A UH defensive penalty aided all four USF touchdown drives. In all four drives, a penalty resulted in a first down—just a killer.
But it’s not new. For the season, the UH defense has committed a penalty on 11 of 25 opponent offensive touchdown drives (here, we count drives of 3 or more plays). That’s not even counting FG drives.
Several personal foul penalties looked ridiculous Saturday, but when you’re last in the country in penalties and combine it with terrible AAC officiating, that’s what you’re going to get.
Nathaniel Dell was targeted 11 times in the USF game (9 in the first half) and caught them for 112 yards and two scores. He’s been targeted 83 times in eight weeks and has 10 touchdowns to show for it.
Tank had 76 yards after catch against the Bulls, the most he’s ever recorded in a regular-season game. He had 79 against Auburn last year in the bowl and 110 YAC vs. Cincinnati in the AAC title game.
He’s T-2nd in the country in touchdowns (10), trailing Tennessee’s Jalin Hyatt (14) and tied with Marvin Harrison (Ohio State).
UH was the best in the country on giving up 3rd down conversions – the Cougar defense gave up just 27.91%.
Houston has plummeted to 42.86% this season, now the 95th best nationally. It’s the second-largest downtrend in the country from a year ago (Florida).
The kicking duties were odd against USF. With a strong wind out of the west (box score calls it 12 MPH), kicking was going to be affected. Bubba Baxa handled kickoff duties to start the game with the wind. Three of his four kicks were touchbacks, and the fourth was returned from the goal line to the 15.
In the second and third quarters, Kyle Ramsey handled the kickoffs into the wind. Two were pooch kicks and the third was a squib. Special teams coach Mark Scott had no interest in setting up Brian Battie. He returned two kicks 100 yards for TDs last year.
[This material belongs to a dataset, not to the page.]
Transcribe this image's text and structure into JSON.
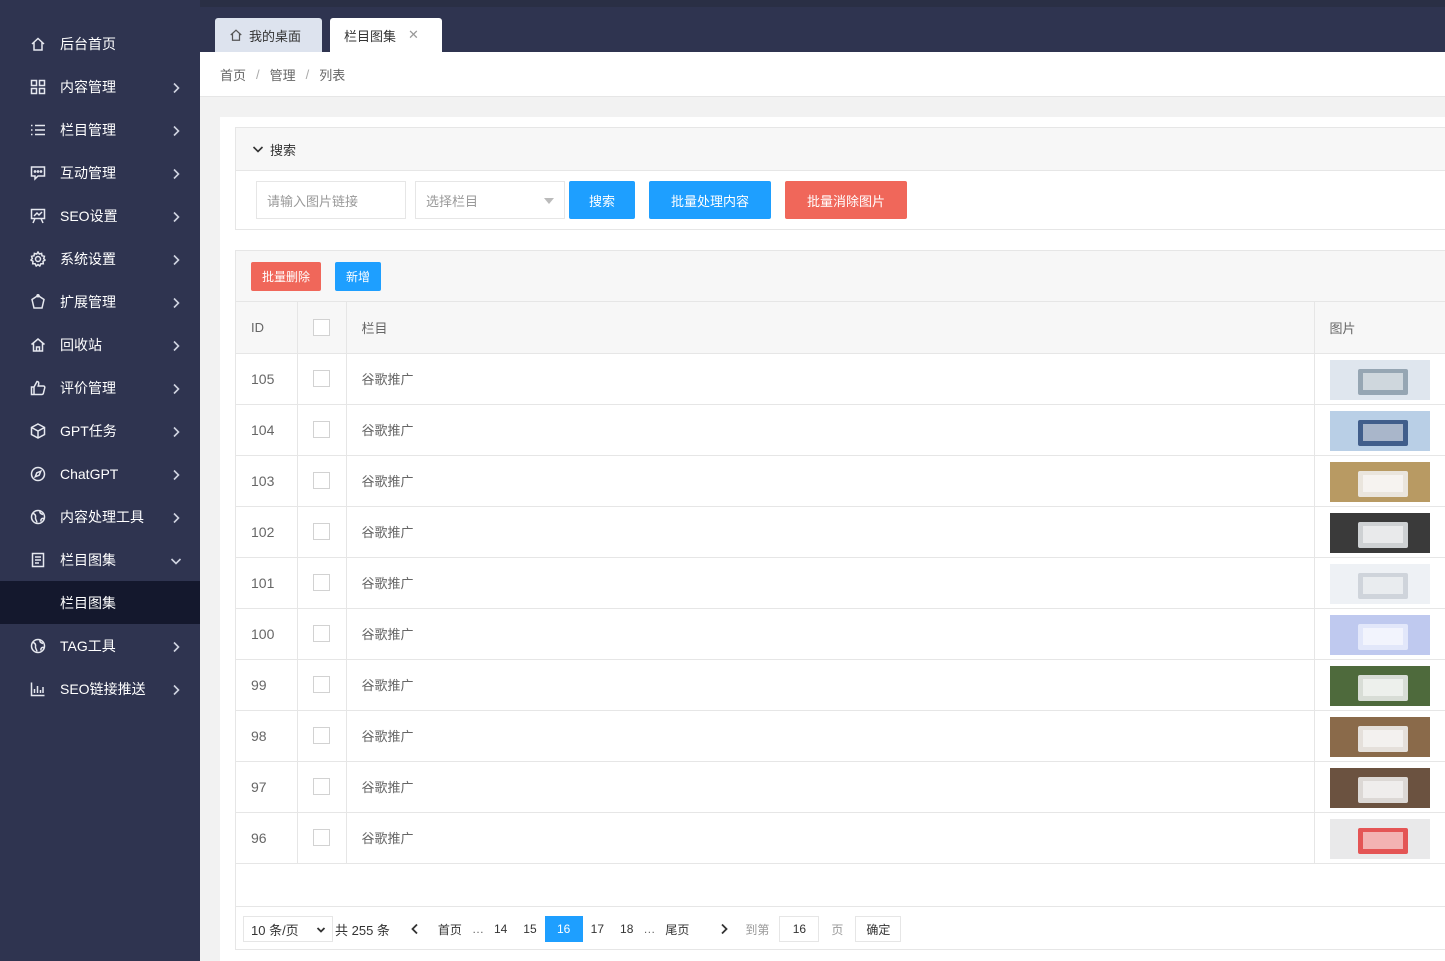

Clayton Tune was sacked four times in the Kansas game in 44 dropbacks. Since then, he’s dropped back 209 times in five games and been sacked five times.
In the last two weeks, four players have had their first-ever college touchdown: Matt Byrnes and Sam Brown in Anapolis, and Stacy Sneed and Peyton Sawyer against the Bulls.
It was, arguably, Tune’s best career regarding the deep ball. After going 4/4 Saturday, he’s now 16/34 (47.1%, 6 TDs, 0 INT) on balls thrown past 20 yards this season. That does not sound stellar, but he’s up considerably over the three years since he took over for D’Eriq King (51/57, 32.5%, 23 TDs, 8 INT).
If you include the two games he started at the end of 2018, Tune had started 40 games and has thrown 26 TDs on deep balls.
Tune has had a sackless game four times in his 41 starts: USF in 2020, UConn and Tulsa in 2021, and last weekend again vs. USF.
The closer your top tacklers line up to the ball, the better your chance of winning. But in this era of football, it’s fairly common that your top tacklers are not defensive linemen. Usually, it will be two linebackers or an LB and a DB. In the USF game, UH’s top two tacklers were DBs (Mwaniki and Owens).
In the last two seasons, UH has had DBs as the top two tacklers just four times: vs. USF, vs. Auburn in the bowl game, vs. Cincinnati in the AAC championship, and against SMU last year. USF seems to be an outlier in regard to its talent.
Sure, against the deep-throwing teams, you are more likely to have DBs making tackles. But USF and Auburn were not in that breath, for sure. Just something to watch this weekend against the Ponies.
Players I’m watching this weekend –
Defense: D’Anthony Jones, AJ Holmes, and Chidozie Nwankwo.